Questa lettera ha fatto insorgere molte anime belle annidate nella politica, nell’intellighenzia, nelle organizzazioni non governative, nelle sacrestie. “No! I muri no. Le frontiere devono restare aperte. L’accoglienza è un dovere morale”. Ma la domanda è: “A prescindere?”. Tra le stravaganze dell’Unione europea annoveriamo anche il fatto che l’Unione ha per confini i confini degli Stati che la compongono, i quali confini però non sono i confini dell’Unione medesima. Sicché ogni Stato conserva il diritto di proteggere i propri specifici confini come gli pare, purché a sue spese.

La Ue è una confederazione. Gli Stati confederati godono della sovranità nazionale per tutto ciò che esula dai trattati di confederazione. Per esempio, hanno Forze armate autonome e possono muovere guerra in piena indipendenza. Biasimarli perché esercitano la sovranità equivale a criticare la politica interna di uno Stato straniero. Ma accusarli di violare i diritti umani (secondo la terminologia corrente) ovvero la libertà tout court (secondo l’esagerazione del radicalismo) perché proteggono le frontiere significa mistificare la realtà, cioè “la verità effettuale” di Machiavelli, e preparare un male nella convinzione di perseguire il bene o un bene superiore.

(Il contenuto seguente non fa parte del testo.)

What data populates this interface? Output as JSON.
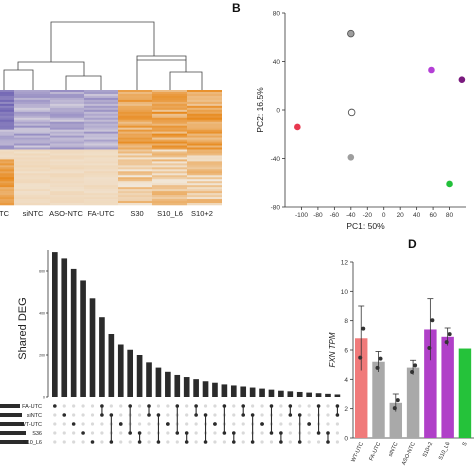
{
  "panels": {
    "B": "B",
    "D": "D"
  },
  "heatmap": {
    "columns": [
      "TC",
      "siNTC",
      "ASO-NTC",
      "FA-UTC",
      "S30",
      "S10_L6",
      "S10+2"
    ],
    "colors": {
      "low": "#6f64b3",
      "mid": "#f2efe9",
      "high": "#e88a1e"
    }
  },
  "chart_data": [
    {
      "id": "pca",
      "type": "scatter",
      "xlabel": "PC1: 50%",
      "ylabel": "PC2: 16.5%",
      "xlim": [
        -120,
        100
      ],
      "ylim": [
        -80,
        80
      ],
      "xticks": [
        -100,
        -80,
        -60,
        -40,
        -20,
        0,
        20,
        40,
        60,
        80
      ],
      "yticks": [
        -80,
        -40,
        0,
        40,
        80
      ],
      "points": [
        {
          "x": -40,
          "y": 63,
          "color": "#9e9e9e",
          "hollow": true
        },
        {
          "x": -39,
          "y": -2,
          "color": "#ffffff",
          "hollow": true
        },
        {
          "x": -40,
          "y": -39,
          "color": "#9e9e9e",
          "hollow": false
        },
        {
          "x": -105,
          "y": -14,
          "color": "#e8384f",
          "hollow": false
        },
        {
          "x": 58,
          "y": 33,
          "color": "#b43fd6",
          "hollow": false
        },
        {
          "x": 95,
          "y": 25,
          "color": "#7a1a7e",
          "hollow": false
        },
        {
          "x": 80,
          "y": -61,
          "color": "#22c03a",
          "hollow": false
        }
      ]
    },
    {
      "id": "upset",
      "type": "bar",
      "ylabel": "Shared DEG",
      "ylim": [
        0,
        700
      ],
      "yticks": [
        0,
        200,
        400,
        600
      ],
      "values": [
        690,
        660,
        610,
        555,
        470,
        380,
        300,
        250,
        225,
        200,
        165,
        140,
        120,
        105,
        95,
        85,
        75,
        68,
        60,
        55,
        50,
        45,
        40,
        35,
        30,
        27,
        24,
        21,
        18,
        15,
        12
      ],
      "set_labels": [
        "FA-UTC",
        "siNTC",
        "WT-UTC",
        "S36",
        "S10_L6"
      ]
    },
    {
      "id": "fxn",
      "type": "bar",
      "ylabel": "FXN TPM",
      "ylim": [
        0,
        12
      ],
      "yticks": [
        0,
        2,
        4,
        6,
        8,
        10,
        12
      ],
      "categories": [
        "WT-UTC",
        "FA-UTC",
        "siNTC",
        "ASO-NTC",
        "S10+2",
        "S10_L6",
        "S"
      ],
      "values": [
        6.8,
        5.2,
        2.4,
        4.8,
        7.4,
        6.9,
        6.1
      ],
      "errors": [
        2.2,
        0.7,
        0.6,
        0.5,
        2.1,
        0.6,
        0.0
      ],
      "colors": [
        "#f07a7a",
        "#a9a9a9",
        "#a9a9a9",
        "#a9a9a9",
        "#b040c8",
        "#b040c8",
        "#25c23a"
      ]
    }
  ]
}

Hanno preteso di basare il biasimo e le accuse su un certo liberalismo mal digerito, al punto di sostenere che, analogamente al libero scambio e alle frontiere aperte ai commerci, il confine statuale deve restare pervio all’immigrazione, sotto pena di contraddire l’essenza liberale dello Stato che decidesse di chiuderlo anche materialmente con barriere insormontabili. Gl’immigrati illegali come merce d’importazione? La libertà di movimento non è un diritto assoluto, ma dipende dallo Stato dove si esercita, così come il diritto di emigrare, a cui non corrisponde il dovere di accogliere, che gli Stati liberali riservano ai perseguitati altrove. La stessa cittadinanza è espressione del potere sovrano. Sono verità di per sé evidenti che risultano viepiù vere considerando le conseguenze disastrose che si verificano prescindendone nel governare gli Stati. La morale individuale della compassione umana risale almeno a Confucio, che la formulò cinque secoli prima di Cristo quasi con le identiche parole del Vangelo: “Ama il prossimo tuo come te stesso e non fare agli altri ciò che non vuoi che gli altri facciano a te”.

Tuttavia, la morale individuale non regge il vaglio politico di un’etica pubblica funzionante. Liberale oppure no come ordinamento, lo Stato che non signoreggia i suoi confini si snatura, si procura il disordine all’interno e il discredito all’estero, mostrandosi alla mercè degli stranieri. Accogliere tutti e confini aperti hanno niente a che fare con il liberalismo. Una dittatura che accetta tutti indistintamente non può solo perciò essere qualificata liberale così come non diventa illiberale lo Stato che rifiuta di accogliere tutti indiscriminatamente.